Soudan : une frappe de drone meurtrière cible un hôpital pendant une campagne de vaccination
Une attaque de drone particulièrement violente a frappé l'hôpital Al-Jabalain dans l'État du Nil Blanc au Soudan, causant la mort d'au moins dix personnes. L'organisation humanitaire Médecins sans frontières a dénoncé jeudi cette attaque inacceptable qui s'est produite alors qu'une campagne de vaccination infantile était en cours dans l'établissement médical.
Le déroulement tragique de l'attaque
Selon le communiqué de MSF, deux frappes distinctes ont touché l'hôpital : la première a visé le bloc opératoire tandis que la seconde a atteint la maternité. « Cette attaque est d'autant plus choquante qu'elle s'est produite pendant une campagne de vaccination infantile », a souligné l'organisation médicale.
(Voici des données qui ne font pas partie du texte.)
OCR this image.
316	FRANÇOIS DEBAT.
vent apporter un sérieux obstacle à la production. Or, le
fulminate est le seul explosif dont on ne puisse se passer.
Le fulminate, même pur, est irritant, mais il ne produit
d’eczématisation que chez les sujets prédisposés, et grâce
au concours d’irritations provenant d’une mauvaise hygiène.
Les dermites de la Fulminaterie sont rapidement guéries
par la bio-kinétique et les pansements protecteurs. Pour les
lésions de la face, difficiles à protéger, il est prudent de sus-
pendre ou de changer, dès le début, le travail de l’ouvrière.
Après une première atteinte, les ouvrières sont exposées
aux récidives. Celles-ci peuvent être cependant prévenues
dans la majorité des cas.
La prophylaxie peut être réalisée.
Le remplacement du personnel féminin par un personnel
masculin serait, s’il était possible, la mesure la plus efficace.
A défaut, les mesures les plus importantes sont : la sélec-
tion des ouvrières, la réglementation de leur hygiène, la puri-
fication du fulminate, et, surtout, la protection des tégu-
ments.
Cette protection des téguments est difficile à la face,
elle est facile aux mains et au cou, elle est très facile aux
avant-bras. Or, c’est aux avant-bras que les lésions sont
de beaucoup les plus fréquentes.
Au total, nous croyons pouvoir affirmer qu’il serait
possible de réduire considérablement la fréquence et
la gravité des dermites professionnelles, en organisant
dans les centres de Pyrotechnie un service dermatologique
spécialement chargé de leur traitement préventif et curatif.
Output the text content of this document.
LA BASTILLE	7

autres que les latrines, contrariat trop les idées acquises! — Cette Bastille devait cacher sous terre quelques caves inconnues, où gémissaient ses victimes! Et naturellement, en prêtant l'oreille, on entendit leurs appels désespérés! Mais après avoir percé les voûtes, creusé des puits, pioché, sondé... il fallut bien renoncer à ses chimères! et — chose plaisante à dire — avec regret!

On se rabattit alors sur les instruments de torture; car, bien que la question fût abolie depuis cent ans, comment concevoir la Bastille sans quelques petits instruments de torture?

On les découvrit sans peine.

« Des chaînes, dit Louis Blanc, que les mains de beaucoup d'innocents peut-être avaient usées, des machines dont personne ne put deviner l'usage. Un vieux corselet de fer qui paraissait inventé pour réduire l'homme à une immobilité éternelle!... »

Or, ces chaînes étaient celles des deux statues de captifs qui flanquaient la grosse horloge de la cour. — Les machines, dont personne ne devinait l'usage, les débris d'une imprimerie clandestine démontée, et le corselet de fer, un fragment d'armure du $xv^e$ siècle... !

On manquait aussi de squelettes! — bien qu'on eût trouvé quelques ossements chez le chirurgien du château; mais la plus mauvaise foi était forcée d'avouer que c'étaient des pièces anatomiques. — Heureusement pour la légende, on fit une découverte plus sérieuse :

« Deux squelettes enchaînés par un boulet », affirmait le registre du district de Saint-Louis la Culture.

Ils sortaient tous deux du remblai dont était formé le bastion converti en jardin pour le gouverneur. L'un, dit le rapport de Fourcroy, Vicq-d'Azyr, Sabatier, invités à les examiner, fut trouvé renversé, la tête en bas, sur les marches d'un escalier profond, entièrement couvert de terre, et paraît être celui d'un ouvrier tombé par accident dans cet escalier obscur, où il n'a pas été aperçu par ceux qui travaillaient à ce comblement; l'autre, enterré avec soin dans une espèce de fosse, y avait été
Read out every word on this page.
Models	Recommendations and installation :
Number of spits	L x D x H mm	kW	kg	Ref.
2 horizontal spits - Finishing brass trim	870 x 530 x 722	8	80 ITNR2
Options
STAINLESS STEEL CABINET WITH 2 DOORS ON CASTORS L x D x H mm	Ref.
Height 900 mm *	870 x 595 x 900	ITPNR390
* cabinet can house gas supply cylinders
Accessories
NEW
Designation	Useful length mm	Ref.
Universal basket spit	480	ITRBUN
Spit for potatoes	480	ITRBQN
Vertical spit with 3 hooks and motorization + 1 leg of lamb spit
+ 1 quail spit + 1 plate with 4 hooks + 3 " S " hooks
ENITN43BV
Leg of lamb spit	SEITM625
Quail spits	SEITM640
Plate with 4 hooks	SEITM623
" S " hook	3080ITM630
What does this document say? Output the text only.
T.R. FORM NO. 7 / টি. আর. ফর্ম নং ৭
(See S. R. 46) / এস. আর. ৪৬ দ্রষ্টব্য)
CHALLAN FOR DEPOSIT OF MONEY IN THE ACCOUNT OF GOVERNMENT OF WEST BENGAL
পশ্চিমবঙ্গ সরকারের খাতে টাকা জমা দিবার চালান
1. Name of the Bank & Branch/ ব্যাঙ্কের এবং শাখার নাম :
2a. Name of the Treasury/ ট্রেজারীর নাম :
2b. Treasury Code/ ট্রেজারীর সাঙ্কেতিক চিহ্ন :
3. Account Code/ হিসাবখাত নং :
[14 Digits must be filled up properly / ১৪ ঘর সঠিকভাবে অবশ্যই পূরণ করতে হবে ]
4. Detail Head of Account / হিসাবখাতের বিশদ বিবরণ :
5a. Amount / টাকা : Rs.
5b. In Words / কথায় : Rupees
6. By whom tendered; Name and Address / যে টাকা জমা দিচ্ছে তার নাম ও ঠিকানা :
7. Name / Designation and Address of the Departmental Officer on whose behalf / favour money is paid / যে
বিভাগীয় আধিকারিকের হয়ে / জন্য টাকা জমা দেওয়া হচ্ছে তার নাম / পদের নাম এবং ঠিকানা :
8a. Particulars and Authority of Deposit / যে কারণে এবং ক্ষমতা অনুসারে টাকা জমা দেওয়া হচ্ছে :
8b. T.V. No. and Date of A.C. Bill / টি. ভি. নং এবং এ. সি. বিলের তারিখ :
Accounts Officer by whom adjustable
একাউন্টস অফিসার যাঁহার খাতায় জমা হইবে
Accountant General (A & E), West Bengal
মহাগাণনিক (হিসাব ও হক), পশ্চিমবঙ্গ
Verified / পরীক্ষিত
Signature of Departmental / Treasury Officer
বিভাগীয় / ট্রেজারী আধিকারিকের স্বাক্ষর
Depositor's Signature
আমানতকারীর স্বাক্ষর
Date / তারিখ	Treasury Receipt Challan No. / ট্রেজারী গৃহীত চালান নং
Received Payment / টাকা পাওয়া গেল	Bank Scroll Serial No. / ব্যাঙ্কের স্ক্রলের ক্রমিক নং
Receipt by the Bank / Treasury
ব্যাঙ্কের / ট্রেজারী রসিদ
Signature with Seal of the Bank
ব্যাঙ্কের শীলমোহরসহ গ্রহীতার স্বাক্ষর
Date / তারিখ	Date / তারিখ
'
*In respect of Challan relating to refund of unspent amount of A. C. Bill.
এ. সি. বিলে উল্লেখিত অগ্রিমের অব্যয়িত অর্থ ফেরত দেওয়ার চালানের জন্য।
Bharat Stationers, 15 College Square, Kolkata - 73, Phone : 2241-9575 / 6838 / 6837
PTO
Parmi les victimes, sept membres du personnel médical ont perdu la vie, dont le directeur de l'hôpital.
Le ministère de la Santé soudanais, aligné sur l'armée régulière, a confirmé le bilan de dix morts et a précisé que vingt-deux personnes supplémentaires avaient été blessées lors de cette attaque. MSF a indiqué avoir fourni du carburant pour le transfert de dix-neuf blessés vers la ville de Kosti, située à environ quatre-vingts kilomètres de l'hôpital touché.
Les responsabilités contestées
L'attaque a été attribuée aux Forces de soutien rapide (FSR), les paramilitaires opposés aux forces gouvernementales dans le conflit qui déchire le Soudan depuis avril 2023. Une source gouvernementale et deux témoins anonymes ont confirmé à l'AFP que les FSR avaient ciblé cet hôpital de la région méridionale située à l'est du Kordofan.
Cependant, les Forces de soutien rapide ont catégoriquement nié toute responsabilité dans cette attaque, qualifiant les accusations de « fausses » et dénonçant un « scénario fabriqué » par l'armée régulière. Cette région du Nil Blanc représente une nouvelle extension du conflit qui ravage le pays depuis plus d'un an.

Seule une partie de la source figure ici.